The Python file exposes several core actions to the Talon environment:

  • user.insert_formatted(phrase, formatters): Formats and inserts a spoken phrase.
  • user.formatters_reformat_last(formatters): Deletes the last formatted phrase inserted and re-inserts it using a new formatting style.
  • user.formatters_reformat_selection(formatters): Reads the current editor selection, clears it, runs it through the unformatting/formatting pipeline, and inserts the newly formatted text.

Configuration and Spoken Vocabularies

The specific spoken words mapped to formatting behaviors are defined in four Talon list files. These files decouple user-facing vocabulary from the underlying Python logic.

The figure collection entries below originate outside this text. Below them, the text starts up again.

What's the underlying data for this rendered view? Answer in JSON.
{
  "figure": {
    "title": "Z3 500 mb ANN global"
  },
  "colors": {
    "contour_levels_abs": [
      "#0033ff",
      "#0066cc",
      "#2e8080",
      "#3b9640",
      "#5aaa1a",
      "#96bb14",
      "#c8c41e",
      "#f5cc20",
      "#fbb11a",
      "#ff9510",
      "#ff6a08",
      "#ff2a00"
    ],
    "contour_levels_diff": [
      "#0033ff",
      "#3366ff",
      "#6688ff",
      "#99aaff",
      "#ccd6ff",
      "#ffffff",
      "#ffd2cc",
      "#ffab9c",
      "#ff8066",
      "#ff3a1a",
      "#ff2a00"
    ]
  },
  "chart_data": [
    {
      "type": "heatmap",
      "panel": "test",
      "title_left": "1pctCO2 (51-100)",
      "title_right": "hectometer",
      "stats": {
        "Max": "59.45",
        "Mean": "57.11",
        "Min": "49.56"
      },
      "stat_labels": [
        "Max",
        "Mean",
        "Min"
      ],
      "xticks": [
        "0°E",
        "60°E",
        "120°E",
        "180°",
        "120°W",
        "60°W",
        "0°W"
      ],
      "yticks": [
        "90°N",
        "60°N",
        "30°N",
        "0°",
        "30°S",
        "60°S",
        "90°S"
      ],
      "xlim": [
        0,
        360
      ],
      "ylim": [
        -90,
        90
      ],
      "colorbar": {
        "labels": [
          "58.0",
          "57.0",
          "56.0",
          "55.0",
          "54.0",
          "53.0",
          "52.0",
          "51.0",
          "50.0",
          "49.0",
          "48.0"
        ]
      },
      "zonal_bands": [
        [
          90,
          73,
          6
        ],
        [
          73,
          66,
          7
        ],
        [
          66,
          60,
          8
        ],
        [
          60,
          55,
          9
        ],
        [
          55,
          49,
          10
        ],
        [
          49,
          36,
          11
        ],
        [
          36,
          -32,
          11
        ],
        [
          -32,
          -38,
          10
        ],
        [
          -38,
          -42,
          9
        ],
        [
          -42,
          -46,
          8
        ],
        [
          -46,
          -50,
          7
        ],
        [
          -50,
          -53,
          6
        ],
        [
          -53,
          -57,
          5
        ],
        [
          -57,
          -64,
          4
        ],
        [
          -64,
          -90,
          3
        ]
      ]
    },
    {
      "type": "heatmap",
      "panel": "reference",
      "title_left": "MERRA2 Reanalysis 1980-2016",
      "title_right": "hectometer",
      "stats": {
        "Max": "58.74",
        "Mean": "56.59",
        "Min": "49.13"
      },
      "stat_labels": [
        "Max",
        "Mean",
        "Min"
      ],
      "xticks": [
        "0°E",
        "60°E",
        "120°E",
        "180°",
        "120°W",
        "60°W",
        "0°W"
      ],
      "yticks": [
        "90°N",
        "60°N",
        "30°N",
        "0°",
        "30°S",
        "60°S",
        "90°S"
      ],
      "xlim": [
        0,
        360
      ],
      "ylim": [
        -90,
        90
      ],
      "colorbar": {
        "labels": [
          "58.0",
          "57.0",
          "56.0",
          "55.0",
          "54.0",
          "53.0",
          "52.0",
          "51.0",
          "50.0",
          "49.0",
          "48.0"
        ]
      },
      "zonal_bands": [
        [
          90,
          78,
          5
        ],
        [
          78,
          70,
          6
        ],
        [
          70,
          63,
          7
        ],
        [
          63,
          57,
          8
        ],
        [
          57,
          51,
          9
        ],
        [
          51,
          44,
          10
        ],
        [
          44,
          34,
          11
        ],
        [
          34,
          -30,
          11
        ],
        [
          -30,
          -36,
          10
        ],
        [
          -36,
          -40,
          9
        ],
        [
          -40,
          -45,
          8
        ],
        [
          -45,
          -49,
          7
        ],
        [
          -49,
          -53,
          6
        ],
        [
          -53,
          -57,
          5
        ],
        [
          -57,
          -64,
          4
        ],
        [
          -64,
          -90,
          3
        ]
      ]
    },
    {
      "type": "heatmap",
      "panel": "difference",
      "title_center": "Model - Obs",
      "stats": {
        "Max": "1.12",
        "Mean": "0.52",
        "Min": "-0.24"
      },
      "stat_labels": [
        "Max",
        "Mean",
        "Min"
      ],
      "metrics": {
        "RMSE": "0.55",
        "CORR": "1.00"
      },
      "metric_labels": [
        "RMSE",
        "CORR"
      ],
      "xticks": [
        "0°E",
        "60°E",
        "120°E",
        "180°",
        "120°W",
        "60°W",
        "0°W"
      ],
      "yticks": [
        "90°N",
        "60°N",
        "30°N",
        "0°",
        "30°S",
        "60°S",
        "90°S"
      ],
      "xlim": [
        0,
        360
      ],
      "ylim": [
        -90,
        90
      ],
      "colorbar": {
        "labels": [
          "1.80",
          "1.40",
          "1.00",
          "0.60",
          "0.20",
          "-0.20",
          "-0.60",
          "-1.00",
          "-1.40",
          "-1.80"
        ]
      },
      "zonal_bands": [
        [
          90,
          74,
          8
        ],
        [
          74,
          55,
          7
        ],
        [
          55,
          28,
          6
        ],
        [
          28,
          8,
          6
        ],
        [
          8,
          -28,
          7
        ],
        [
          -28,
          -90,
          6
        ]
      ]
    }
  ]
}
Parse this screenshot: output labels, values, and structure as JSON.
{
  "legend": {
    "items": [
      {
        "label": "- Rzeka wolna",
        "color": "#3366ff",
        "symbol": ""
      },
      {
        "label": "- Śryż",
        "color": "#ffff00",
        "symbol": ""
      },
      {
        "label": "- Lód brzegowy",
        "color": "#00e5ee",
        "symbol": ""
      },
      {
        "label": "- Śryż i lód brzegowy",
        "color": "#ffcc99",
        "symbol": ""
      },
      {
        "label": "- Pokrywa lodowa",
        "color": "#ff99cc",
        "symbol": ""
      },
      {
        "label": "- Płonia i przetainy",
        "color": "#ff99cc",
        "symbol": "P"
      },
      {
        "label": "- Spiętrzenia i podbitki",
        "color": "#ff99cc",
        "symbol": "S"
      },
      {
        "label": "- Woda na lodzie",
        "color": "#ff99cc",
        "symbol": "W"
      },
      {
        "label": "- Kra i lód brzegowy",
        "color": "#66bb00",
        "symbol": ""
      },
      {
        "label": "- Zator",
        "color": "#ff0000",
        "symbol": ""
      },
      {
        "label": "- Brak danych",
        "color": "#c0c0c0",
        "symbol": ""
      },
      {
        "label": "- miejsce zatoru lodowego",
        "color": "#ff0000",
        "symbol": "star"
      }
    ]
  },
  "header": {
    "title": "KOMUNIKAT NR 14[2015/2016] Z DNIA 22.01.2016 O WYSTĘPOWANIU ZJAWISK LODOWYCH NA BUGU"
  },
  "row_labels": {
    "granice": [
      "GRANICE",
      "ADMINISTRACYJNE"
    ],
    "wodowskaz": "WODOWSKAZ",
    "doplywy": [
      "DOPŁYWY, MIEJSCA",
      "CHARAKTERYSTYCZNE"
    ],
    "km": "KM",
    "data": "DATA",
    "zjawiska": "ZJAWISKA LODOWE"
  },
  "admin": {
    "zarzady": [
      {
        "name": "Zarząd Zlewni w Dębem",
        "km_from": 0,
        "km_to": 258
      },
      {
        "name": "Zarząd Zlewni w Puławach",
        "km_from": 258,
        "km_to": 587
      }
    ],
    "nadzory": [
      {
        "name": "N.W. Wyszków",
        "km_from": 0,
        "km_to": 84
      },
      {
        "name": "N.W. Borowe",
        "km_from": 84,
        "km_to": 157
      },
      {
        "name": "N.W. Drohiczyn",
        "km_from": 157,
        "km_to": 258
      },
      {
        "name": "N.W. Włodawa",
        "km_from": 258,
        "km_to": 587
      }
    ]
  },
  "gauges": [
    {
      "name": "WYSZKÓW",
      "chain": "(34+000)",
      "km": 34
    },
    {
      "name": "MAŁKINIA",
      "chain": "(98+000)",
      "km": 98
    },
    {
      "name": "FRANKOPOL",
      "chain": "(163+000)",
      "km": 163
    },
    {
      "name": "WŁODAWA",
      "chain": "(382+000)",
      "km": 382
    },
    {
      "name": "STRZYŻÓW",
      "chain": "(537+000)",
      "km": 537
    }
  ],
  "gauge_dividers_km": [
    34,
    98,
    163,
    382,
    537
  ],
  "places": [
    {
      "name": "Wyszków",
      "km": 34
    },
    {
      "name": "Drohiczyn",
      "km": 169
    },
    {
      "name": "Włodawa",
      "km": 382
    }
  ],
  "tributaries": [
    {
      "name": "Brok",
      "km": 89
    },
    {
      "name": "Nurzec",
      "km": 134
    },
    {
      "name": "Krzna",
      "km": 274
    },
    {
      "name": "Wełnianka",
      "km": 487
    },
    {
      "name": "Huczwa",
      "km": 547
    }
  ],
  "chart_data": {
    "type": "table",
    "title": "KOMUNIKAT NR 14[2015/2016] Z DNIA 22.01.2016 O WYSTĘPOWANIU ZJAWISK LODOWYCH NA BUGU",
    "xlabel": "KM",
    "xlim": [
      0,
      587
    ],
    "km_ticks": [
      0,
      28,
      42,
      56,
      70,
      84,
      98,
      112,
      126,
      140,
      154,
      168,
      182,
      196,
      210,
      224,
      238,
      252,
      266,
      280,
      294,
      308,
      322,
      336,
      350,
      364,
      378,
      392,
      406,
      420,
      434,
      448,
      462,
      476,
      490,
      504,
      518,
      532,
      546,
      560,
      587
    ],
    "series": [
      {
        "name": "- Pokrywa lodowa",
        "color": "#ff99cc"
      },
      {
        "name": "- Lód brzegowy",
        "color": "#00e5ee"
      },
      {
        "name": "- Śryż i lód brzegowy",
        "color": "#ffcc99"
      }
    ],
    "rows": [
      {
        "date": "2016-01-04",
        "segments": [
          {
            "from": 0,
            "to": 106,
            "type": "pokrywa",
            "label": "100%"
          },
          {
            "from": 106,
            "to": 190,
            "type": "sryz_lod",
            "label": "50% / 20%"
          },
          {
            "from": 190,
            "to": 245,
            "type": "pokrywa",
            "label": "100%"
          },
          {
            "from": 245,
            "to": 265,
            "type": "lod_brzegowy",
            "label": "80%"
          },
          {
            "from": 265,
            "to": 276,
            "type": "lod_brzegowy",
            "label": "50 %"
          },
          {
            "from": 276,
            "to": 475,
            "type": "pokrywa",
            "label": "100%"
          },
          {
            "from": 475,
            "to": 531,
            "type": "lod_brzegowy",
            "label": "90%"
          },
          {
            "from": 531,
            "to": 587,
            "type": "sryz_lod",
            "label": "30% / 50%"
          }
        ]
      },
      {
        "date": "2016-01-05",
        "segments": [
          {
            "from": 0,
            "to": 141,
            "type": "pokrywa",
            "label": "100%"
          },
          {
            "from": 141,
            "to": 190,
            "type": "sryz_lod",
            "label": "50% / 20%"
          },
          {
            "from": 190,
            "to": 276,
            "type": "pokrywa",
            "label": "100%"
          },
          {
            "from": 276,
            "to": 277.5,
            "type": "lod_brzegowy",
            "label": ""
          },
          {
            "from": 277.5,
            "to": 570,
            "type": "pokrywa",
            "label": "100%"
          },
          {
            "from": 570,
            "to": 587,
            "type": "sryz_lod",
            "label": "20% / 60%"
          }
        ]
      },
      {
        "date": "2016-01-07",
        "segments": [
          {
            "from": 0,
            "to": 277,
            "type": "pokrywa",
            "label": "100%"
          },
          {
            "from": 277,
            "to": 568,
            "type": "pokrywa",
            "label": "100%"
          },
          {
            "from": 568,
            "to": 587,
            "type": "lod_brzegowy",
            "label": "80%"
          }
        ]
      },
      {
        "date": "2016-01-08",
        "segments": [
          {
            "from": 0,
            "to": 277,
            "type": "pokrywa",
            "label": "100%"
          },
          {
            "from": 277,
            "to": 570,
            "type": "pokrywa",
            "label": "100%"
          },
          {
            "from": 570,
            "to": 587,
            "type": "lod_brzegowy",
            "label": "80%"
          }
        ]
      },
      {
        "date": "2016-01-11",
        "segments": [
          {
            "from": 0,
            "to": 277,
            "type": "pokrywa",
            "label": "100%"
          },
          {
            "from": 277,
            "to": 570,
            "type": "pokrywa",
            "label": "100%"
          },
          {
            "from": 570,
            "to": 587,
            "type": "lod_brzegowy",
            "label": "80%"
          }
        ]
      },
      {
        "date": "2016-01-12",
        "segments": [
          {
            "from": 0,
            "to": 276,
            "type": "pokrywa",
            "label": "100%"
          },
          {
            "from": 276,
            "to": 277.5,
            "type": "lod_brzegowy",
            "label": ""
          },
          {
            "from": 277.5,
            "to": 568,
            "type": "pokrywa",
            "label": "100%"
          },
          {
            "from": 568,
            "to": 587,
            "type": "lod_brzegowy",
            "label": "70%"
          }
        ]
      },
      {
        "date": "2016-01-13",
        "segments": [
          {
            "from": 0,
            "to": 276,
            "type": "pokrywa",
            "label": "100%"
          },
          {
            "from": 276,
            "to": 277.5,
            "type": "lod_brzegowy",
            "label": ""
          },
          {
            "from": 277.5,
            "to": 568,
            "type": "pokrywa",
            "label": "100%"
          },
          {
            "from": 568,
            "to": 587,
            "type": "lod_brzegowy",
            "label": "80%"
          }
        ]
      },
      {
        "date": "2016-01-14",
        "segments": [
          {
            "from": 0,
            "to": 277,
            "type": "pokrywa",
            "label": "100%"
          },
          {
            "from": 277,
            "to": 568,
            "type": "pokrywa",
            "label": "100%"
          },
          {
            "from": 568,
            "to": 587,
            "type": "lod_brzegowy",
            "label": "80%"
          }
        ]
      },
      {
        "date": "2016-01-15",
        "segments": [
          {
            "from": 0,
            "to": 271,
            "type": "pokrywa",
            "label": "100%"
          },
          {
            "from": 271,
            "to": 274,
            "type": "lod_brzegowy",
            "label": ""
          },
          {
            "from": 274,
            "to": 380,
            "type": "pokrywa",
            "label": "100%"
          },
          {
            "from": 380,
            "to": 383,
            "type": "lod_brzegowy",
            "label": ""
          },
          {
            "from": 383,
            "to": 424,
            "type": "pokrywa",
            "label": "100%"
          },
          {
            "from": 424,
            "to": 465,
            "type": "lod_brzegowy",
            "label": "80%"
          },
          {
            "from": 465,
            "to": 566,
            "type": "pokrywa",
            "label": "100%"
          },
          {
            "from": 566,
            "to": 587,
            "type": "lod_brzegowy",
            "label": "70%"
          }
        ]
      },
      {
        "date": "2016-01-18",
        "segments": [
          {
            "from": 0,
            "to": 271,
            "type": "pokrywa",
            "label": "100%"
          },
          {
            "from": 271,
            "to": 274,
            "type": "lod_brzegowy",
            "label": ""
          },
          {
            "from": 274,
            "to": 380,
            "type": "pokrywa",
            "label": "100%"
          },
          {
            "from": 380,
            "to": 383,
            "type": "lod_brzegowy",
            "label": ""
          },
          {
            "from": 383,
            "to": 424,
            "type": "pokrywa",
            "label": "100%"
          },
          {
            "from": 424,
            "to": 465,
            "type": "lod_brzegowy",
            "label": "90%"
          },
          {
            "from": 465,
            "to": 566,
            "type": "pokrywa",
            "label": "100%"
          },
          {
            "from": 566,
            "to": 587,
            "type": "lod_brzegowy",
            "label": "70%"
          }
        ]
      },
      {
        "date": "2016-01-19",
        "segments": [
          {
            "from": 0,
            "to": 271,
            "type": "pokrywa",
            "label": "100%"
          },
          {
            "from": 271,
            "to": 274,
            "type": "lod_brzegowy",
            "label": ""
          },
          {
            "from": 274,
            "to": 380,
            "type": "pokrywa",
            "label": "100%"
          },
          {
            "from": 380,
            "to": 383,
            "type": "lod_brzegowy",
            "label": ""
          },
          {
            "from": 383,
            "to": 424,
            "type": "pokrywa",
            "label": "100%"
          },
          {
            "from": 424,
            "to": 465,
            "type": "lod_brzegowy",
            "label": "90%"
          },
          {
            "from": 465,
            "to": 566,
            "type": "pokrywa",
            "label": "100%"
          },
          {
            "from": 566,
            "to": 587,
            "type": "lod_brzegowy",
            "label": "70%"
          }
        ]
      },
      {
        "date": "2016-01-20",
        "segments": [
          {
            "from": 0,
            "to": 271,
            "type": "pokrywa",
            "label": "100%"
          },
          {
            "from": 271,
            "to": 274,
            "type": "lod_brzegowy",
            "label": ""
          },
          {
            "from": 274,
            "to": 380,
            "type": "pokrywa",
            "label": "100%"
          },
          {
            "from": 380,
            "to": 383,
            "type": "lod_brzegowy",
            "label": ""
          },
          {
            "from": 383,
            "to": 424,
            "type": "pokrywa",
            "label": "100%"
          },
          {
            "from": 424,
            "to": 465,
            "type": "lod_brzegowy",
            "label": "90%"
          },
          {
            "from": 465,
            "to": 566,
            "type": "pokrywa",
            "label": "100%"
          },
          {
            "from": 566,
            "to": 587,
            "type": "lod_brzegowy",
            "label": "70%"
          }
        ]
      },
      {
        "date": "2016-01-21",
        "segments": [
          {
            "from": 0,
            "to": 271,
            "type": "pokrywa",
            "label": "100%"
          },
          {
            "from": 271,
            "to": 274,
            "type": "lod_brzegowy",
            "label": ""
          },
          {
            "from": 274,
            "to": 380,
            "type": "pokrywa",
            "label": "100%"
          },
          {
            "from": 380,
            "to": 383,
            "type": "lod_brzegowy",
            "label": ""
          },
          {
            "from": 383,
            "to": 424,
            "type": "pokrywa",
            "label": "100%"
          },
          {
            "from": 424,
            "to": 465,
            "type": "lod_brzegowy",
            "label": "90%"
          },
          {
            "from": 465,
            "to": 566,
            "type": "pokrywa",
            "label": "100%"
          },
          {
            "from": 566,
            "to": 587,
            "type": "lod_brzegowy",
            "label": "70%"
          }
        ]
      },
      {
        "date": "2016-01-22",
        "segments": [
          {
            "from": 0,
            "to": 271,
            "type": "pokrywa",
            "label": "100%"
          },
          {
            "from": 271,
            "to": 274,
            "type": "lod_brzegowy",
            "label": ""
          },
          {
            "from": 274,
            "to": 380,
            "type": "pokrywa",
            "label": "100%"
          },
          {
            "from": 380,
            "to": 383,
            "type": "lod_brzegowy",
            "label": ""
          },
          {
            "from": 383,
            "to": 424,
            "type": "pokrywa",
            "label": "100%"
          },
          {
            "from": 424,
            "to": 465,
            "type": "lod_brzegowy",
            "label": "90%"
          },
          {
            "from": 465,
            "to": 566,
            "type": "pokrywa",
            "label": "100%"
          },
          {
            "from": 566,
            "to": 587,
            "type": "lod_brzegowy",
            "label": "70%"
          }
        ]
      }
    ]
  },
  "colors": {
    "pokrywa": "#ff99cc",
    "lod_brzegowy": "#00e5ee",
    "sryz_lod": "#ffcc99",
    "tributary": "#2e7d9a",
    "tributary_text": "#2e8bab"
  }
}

  • code_formatter.talon-list: Maps code-centric spoken terms to their respective formatters. For example:

    • camel maps to PRIVATE_CAMEL_CASE (camelCase)
    • snake maps to SNAKE_CASE (snake_case)
    • constant maps to ALL_CAPS,SNAKE_CASE (CONSTANT_CASE)
    • dub string maps to DOUBLE_QUOTED_STRING ("text")
  • prose_formatter.talon-list: Mapped spoken words for standard dictation and prose. For example, speaking sentence triggers CAPITALIZE_FIRST_WORD, and title triggers CAPITALIZE_ALL_WORDS.

  • reformatter.talon-list: Defines commands dedicated to reformatting selected text. Speaking cap applies CAPITALIZE, and unformat strips out formatting using REMOVE_FORMATTING.

  • word_formatter.talon-list: Configures basic word-level alterations like trot for adding a TRAILING_SPACE or proud to CAPITALIZE_FIRST_WORD.